While KD has clear genetic links, most common in the U.S. among persons of Asian or African descent, its overall genetics are complex, and researchers have struggled to identify which gene variants and combinations cause some children to develop the disease. Dr. Burns and her colleagues employed analysis of whole genome sequence (WGS) for the first time to examine a six-member African-American family in which two children had KD, but the parents and other siblings did not.
"Despite their apparent increased susceptibility, children of African-American descent have been excluded from previous KD genetic analysis," the authors wrote.
Using WGS and genome-wide association studies, to search for genetic variation in large populations, the researchers set out to find distinct gene variants that, in combination, might indicate a predisposition to and a higher likelihood of developing KD. Interestingly the research team identified a variation of the toll-like receptor 6 gene, which plays a fundamental role in the immune system, that may be linked to the pro-inflammatory state during the acute stage of KD. Previous research had not identified this gene as influencing susceptibility to KD.
Additionally, another variant in a gene called tumor-associated calcium signal transducer 2 (TACSTD2), which is involved in cellular calcium signaling, was highlighted but requires further investigation is needed, the authors stated.

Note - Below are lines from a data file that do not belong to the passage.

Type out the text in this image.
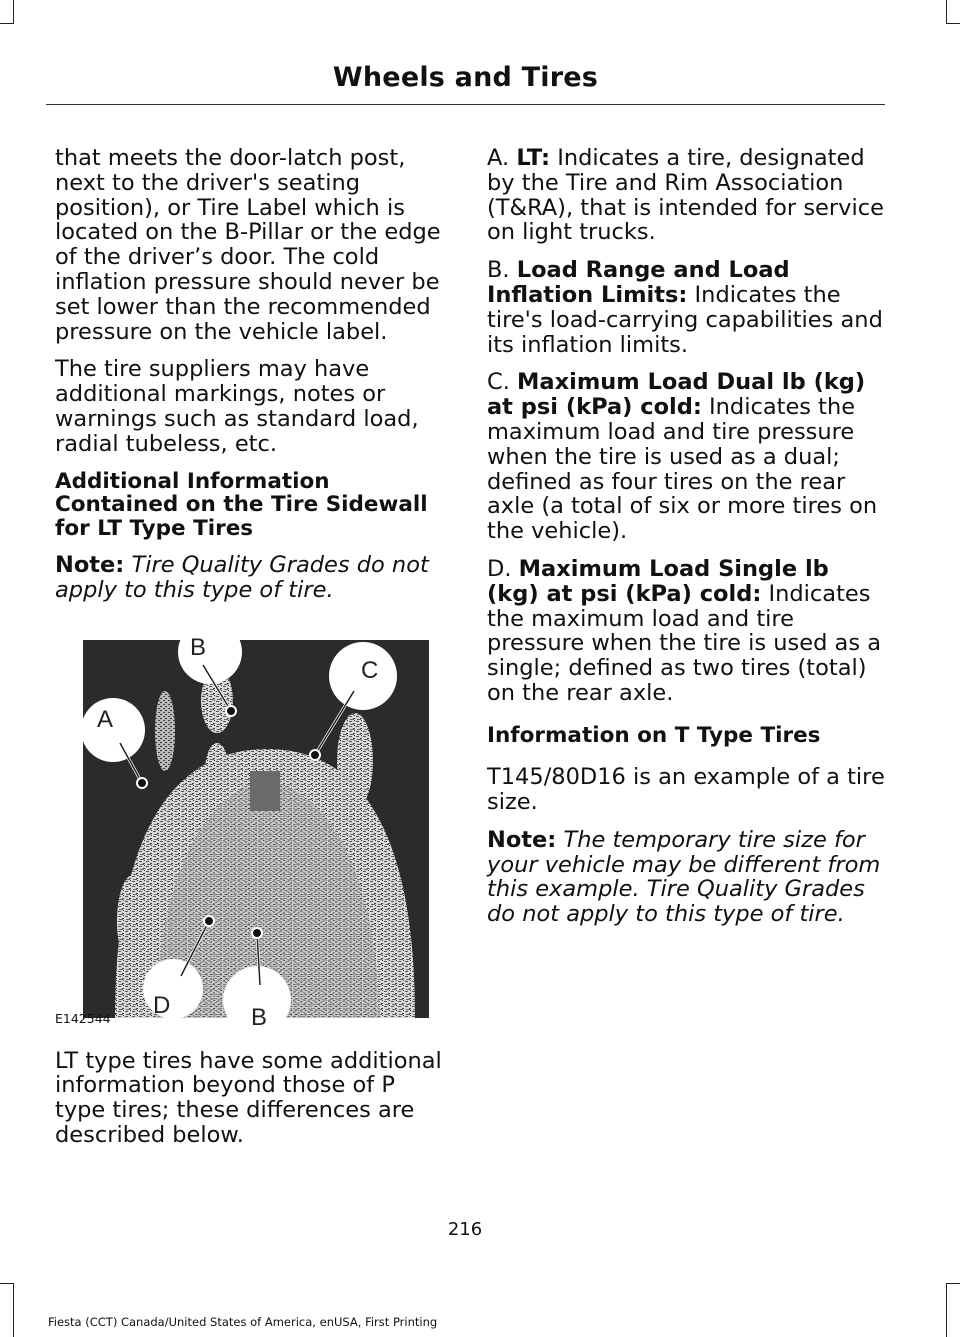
Wheels and Tires

that meets the door-latch post, next to the driver's seating position), or Tire Label which is located on the B-Pillar or the edge of the driver’s door. The cold inflation pressure should never be set lower than the recommended pressure on the vehicle label.

The tire suppliers may have additional markings, notes or warnings such as standard load, radial tubeless, etc.

Additional Information Contained on the Tire Sidewall for LT Type Tires

Note: Tire Quality Grades do not apply to this type of tire.

B
C
A
D	B
E142544

LT type tires have some additional information beyond those of P type tires; these differences are described below.

A. LT: Indicates a tire, designated by the Tire and Rim Association (T&RA), that is intended for service on light trucks.

B. Load Range and Load Inflation Limits: Indicates the tire's load-carrying capabilities and its inflation limits.

C. Maximum Load Dual lb (kg) at psi (kPa) cold: Indicates the maximum load and tire pressure when the tire is used as a dual; defined as four tires on the rear axle (a total of six or more tires on the vehicle).

D. Maximum Load Single lb (kg) at psi (kPa) cold: Indicates the maximum load and tire pressure when the tire is used as a single; defined as two tires (total) on the rear axle.

Information on T Type Tires

T145/80D16 is an example of a tire size.

Note: The temporary tire size for your vehicle may be different from this example. Tire Quality Grades do not apply to this type of tire.

216
Fiesta (CCT) Canada/United States of America, enUSA, First Printing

"The analysis of whole genome sequence to understand disease genetics is only recently becoming a tool that is affordable and manageable due to new developments in computer science,” Dr. Burns explained. “We are excited to be learning how to harness the power of this analysis to study our children."
The investigators feel that their analytic approach and use of WGS represents a new method for uncovering relevant gene variants in families affected by not just KD, but many other complex genetic diseases.
"Our next approach will be to compare the whole genome sequence from KD patients with severe heart damage to those with no damage despite no or delayed treatment,” Dr. Burns concluded. “We hope this will lead us to the genetic pathways that result in damage to the coronary arteries, which in turn will suggest new therapies to target those pathways."